I owe my love of travel to my parents, who used to bundle
my brother and me into our car and set off on a road trip every
summer -- sometimes to North Carolina, sometimes to Nova Scotia, sometimes to
upstate New York. Where we went didn't matter so much as the fact of our
going. I will never forget the sensation of watching the world pass by the car window -- and the wonder of arriving in a new world with new people, new restaurants, new beaches and swimming places and woods for long walks. Every place taught me things -- not just about that world, but about my parents, my brother, myself.
More than anything, I think now, I want to share this with my children: I want them to glory in the planet's ever-changing wonders, to sink deep roots in the soil of our travels, to stretch their wings in our wanderings.
These days my parents visit us at least once a year.
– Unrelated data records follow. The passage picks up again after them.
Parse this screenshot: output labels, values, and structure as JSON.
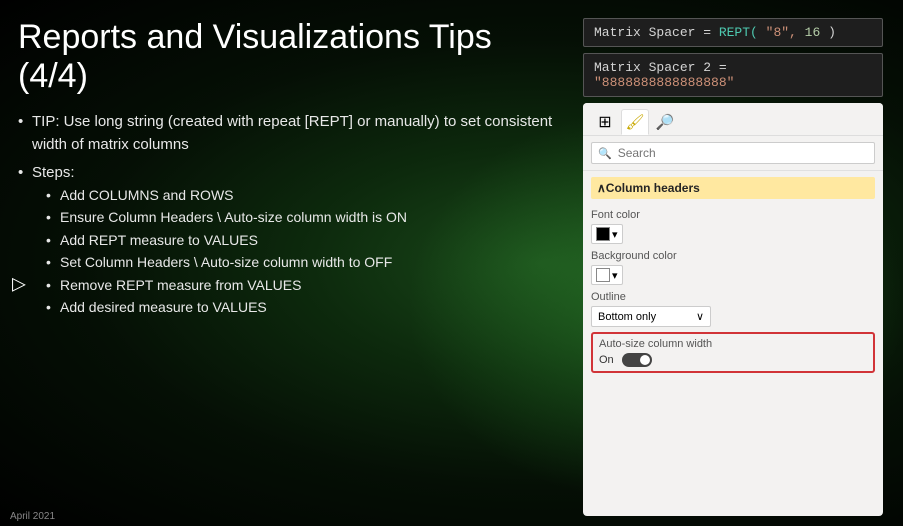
{
  "background": {
    "description": "dark green radial gradient"
  },
  "slide": {
    "title": "Reports and Visualizations Tips (4/4)",
    "bullets": [
      {
        "text": "TIP: Use long string (created with repeat [REPT] or manually) to set consistent width of matrix columns"
      },
      {
        "text": "Steps:",
        "sub": [
          "Add COLUMNS and ROWS",
          "Ensure Column Headers \\ Auto-size column width is ON",
          "Add REPT measure to VALUES",
          "Set Column Headers \\ Auto-size column width to OFF",
          "Remove REPT measure from VALUES",
          "Add desired measure to VALUES"
        ]
      }
    ]
  },
  "formula1": {
    "label": "Matrix Spacer = ",
    "fn": "REPT(",
    "str": " \"8\",",
    "num": " 16",
    "close": " )"
  },
  "formula2": {
    "label": "Matrix Spacer 2 = ",
    "str": "\"8888888888888888\""
  },
  "pbi_panel": {
    "tabs": [
      {
        "icon": "⊞",
        "label": "fields-tab",
        "active": false
      },
      {
        "icon": "🖌",
        "label": "format-tab",
        "active": true
      },
      {
        "icon": "🔍",
        "label": "analytics-tab",
        "active": false
      }
    ],
    "search": {
      "placeholder": "Search",
      "icon": "search-icon"
    },
    "section": {
      "label": "Column headers",
      "chevron": "∧"
    },
    "font_color": {
      "label": "Font color",
      "swatch": "#000000"
    },
    "background_color": {
      "label": "Background color",
      "swatch": "#ffffff"
    },
    "outline": {
      "label": "Outline",
      "value": "Bottom only",
      "chevron": "∨"
    },
    "autosize": {
      "label": "Auto-size column width",
      "toggle_label": "On",
      "toggle_state": true
    }
  },
  "cursor": "▷",
  "bottom_label": "April 2021"
}
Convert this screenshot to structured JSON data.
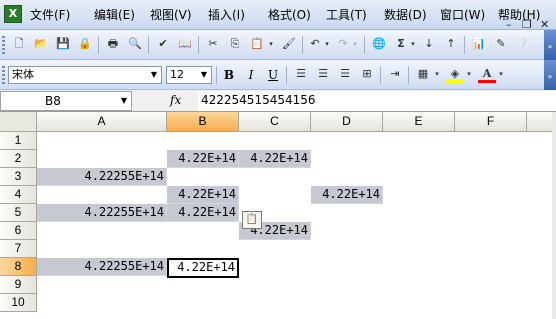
{
  "menubar": {
    "items": [
      "文件(F)",
      "编辑(E)",
      "视图(V)",
      "插入(I)",
      "格式(O)",
      "工具(T)",
      "数据(D)",
      "窗口(W)",
      "帮助(H)"
    ],
    "min": "–",
    "restore": "❐",
    "close": "✕"
  },
  "formatting": {
    "font_name": "宋体",
    "font_size": "12",
    "bold": "B",
    "italic": "I",
    "underline": "U"
  },
  "formula_bar": {
    "cell_ref": "B8",
    "fx": "fx",
    "value": "422254515454156"
  },
  "columns": [
    "A",
    "B",
    "C",
    "D",
    "E",
    "F"
  ],
  "rows": [
    "1",
    "2",
    "3",
    "4",
    "5",
    "6",
    "7",
    "8",
    "9",
    "10"
  ],
  "selected_column": "B",
  "selected_row": "8",
  "cells": {
    "B2": "4.22E+14",
    "C2": "4.22E+14",
    "A3": "4.22255E+14",
    "B4": "4.22E+14",
    "D4": "4.22E+14",
    "A5": "4.22255E+14",
    "B5": "4.22E+14",
    "C6": "4.22E+14",
    "A8": "4.22255E+14",
    "B8": "4.22E+14"
  }
}
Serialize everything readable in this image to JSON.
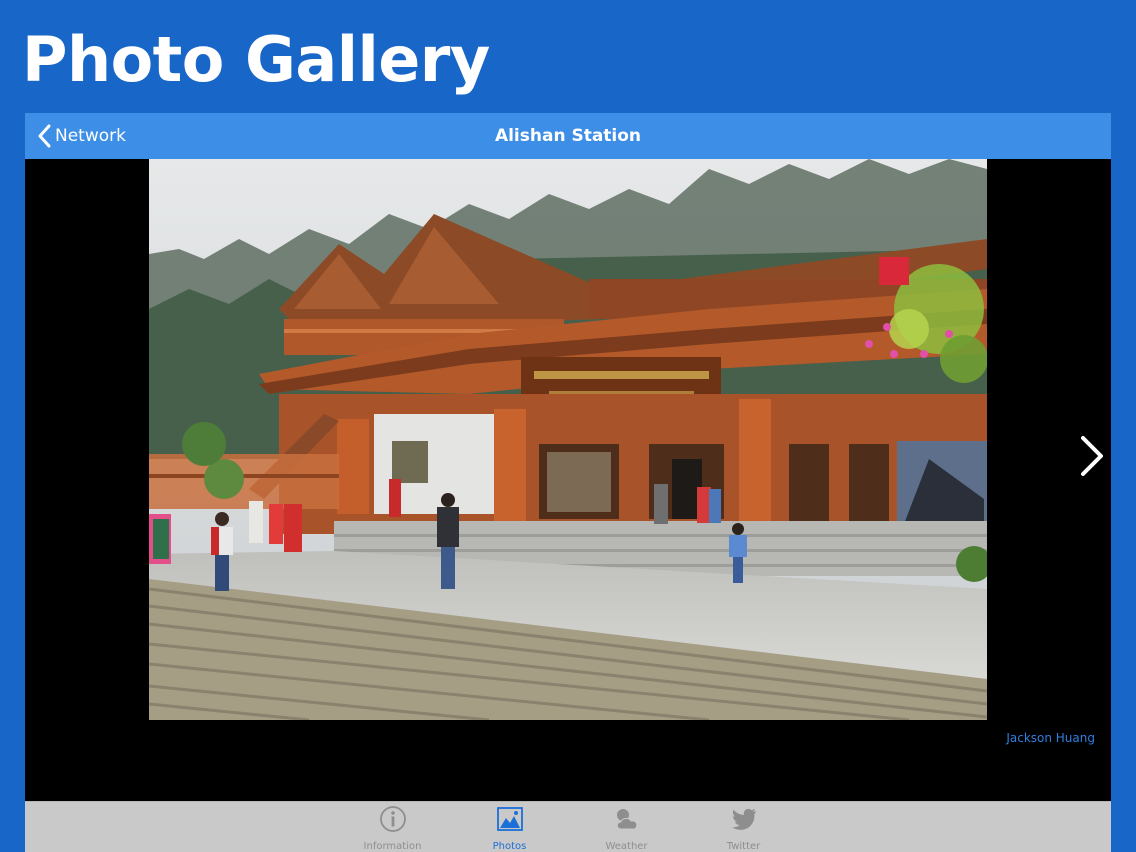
{
  "page": {
    "title": "Photo Gallery"
  },
  "navbar": {
    "back_label": "Network",
    "title": "Alishan Station"
  },
  "photo": {
    "credit": "Jackson Huang"
  },
  "tabs": [
    {
      "label": "Information",
      "icon": "info-icon",
      "active": false
    },
    {
      "label": "Photos",
      "icon": "photo-icon",
      "active": true
    },
    {
      "label": "Weather",
      "icon": "weather-icon",
      "active": false
    },
    {
      "label": "Twitter",
      "icon": "twitter-icon",
      "active": false
    }
  ],
  "colors": {
    "background": "#1866c8",
    "navbar": "#3d8ee6",
    "active_tab": "#1b6fd9",
    "inactive_tab": "#8e8e8e"
  }
}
Whenever they come, I reflect on what a miracle it is to watch my father walk along a beach holding my daughter's hand, or to see my mother and my son squeal together in glee at the antics of a monkey in the local zoo. Small things. Precious things. Vines that leap and shine.
Children and parents teach us how short life is -- and how long. Journeys teach us how large the world is -- and how small. Marry them -- family, travel -- and they offer lessons that intertwine: about connection and continuity, about the boundaries that constrain us and the bonds that, transcending them, abide.